Some experts find default unlikely
Despite the tension in the market and Geithner's warnings, it is unlikely the government will default, says Scott Eggen, senior vice president of capital markets at PrimeLending in Dallas.
"It's going to go to an eleventh hour, and it's going to get done," Eggen says. "Democrats will raise the debt ceiling a little and Republicans will get some spending cuts. But in the end, they are going to raise the debt ceiling."
The United States has raised the debt limit 74 times since 1962, including 10 times since 2001, according to the Congressional Research Service.
In many of those instances, Congress voted to raise the debt limit without much controversy but this time, because of the country's soaring debt and political battles, it remains unclear when and by how much that limit would be raised.
"A lot of it is going to have to do with how quickly they act on it and by how much they are going to raise it," Sinnott says. "You could see higher rates even before that Aug. 2 deadline."
Spike would worsen housing market
A spike in rates would push many potential homebuyers out of the market and could cause home prices to fall lower than they already have dropped.
"It's a double whammy," Sinnott says. "If their monthly payment is higher, their income may not be sufficient to qualify for a mortgage. And with higher rates people are going to want lower payments, so sellers will have to lower the prices."
Eggen thinks the economy is too fragile still to endure higher rates, which is why he doesn't expect them to rise anytime soon, he says.
"It's all about food and energy and consumers getting pinched a little more with gas prices," says Eggen. "Look at the unemployment situation, the housing market ... the people who are underwater.
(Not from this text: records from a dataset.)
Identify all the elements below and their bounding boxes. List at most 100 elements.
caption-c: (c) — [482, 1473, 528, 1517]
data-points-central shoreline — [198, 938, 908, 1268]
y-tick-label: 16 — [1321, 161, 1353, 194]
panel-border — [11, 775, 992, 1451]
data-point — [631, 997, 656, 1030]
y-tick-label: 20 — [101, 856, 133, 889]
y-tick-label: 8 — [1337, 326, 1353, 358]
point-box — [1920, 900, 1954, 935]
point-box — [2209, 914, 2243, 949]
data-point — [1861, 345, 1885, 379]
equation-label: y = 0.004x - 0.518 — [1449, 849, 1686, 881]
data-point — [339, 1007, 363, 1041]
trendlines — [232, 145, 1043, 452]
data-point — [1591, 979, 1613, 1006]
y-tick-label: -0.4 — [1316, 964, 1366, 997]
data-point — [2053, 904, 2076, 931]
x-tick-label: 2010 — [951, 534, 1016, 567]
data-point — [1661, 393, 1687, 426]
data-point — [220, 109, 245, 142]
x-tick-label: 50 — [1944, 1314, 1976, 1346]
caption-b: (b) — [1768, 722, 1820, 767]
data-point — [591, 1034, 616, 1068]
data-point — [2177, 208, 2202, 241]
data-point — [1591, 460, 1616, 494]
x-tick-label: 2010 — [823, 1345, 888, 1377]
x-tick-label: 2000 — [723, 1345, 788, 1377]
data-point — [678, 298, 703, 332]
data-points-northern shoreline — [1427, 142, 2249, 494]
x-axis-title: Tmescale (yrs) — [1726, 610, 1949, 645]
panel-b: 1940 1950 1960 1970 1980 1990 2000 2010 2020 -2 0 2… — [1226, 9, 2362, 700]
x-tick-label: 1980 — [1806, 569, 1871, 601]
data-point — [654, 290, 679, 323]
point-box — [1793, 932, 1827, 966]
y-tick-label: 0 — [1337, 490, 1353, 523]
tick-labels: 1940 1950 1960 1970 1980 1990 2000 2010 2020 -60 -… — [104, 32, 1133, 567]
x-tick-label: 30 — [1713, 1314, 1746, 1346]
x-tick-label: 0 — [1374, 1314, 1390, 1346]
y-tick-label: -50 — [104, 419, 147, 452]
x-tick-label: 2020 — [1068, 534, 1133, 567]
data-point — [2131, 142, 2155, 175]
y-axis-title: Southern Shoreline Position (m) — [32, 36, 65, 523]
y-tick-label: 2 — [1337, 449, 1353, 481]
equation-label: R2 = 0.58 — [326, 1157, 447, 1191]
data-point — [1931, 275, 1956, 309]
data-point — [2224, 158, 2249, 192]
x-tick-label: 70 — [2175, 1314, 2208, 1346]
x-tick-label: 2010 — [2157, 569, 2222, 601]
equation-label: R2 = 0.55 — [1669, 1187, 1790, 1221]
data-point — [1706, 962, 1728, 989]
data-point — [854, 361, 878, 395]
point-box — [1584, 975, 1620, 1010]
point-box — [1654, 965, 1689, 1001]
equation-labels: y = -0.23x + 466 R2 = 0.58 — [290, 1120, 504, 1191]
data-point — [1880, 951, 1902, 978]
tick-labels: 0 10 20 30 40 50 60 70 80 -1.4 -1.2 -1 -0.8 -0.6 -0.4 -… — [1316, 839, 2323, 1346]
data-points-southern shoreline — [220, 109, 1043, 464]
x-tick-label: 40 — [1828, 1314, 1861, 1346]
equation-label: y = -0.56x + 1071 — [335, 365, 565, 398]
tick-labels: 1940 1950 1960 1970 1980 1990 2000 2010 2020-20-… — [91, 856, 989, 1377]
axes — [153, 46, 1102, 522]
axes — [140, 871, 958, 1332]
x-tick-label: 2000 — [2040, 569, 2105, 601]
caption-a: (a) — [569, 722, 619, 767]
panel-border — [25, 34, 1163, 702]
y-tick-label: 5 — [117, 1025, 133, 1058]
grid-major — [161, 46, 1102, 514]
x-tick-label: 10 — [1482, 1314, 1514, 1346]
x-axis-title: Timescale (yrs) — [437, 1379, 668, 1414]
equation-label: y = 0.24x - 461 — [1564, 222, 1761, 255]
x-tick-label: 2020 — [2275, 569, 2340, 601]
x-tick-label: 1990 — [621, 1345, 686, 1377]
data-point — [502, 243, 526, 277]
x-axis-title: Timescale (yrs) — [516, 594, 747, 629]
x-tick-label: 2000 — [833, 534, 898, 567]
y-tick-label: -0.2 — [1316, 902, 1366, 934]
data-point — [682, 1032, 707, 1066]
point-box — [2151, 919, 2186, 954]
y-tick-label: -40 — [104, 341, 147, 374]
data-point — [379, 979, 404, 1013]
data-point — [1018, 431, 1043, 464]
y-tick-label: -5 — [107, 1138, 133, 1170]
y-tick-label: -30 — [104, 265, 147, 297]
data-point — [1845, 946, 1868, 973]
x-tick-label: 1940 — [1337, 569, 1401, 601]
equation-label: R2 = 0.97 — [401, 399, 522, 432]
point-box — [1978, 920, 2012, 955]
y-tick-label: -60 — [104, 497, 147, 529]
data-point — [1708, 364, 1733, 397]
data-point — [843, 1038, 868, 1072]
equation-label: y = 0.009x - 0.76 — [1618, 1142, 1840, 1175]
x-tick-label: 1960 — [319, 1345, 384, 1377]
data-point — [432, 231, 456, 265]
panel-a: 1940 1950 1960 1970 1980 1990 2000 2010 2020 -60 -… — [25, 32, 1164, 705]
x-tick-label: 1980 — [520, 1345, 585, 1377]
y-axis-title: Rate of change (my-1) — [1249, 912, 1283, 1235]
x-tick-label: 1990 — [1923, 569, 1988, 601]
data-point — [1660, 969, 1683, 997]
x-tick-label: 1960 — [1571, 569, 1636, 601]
I don't think rates are going anywhere anytime soon."
Prudent to lock
Alan Rosenbaum, chief executive officer at GuardHill Financial Corp. in New York City, disagrees that rates will remain low for long.
"These rates are surprisingly low and they couldn't have come at a better time, but I wouldn't predict it to last very long at all," he says. "Remember, they come down slowly but they go up very quickly."
When in doubt, the prudent move is to take advantage of the low rates and lock, Rosenbaum says.
"When you lock in a rate you can always reduce your rate prior to closing if they fall, but if you fail to lock and rates go up, you can never go back and change it to the old rate."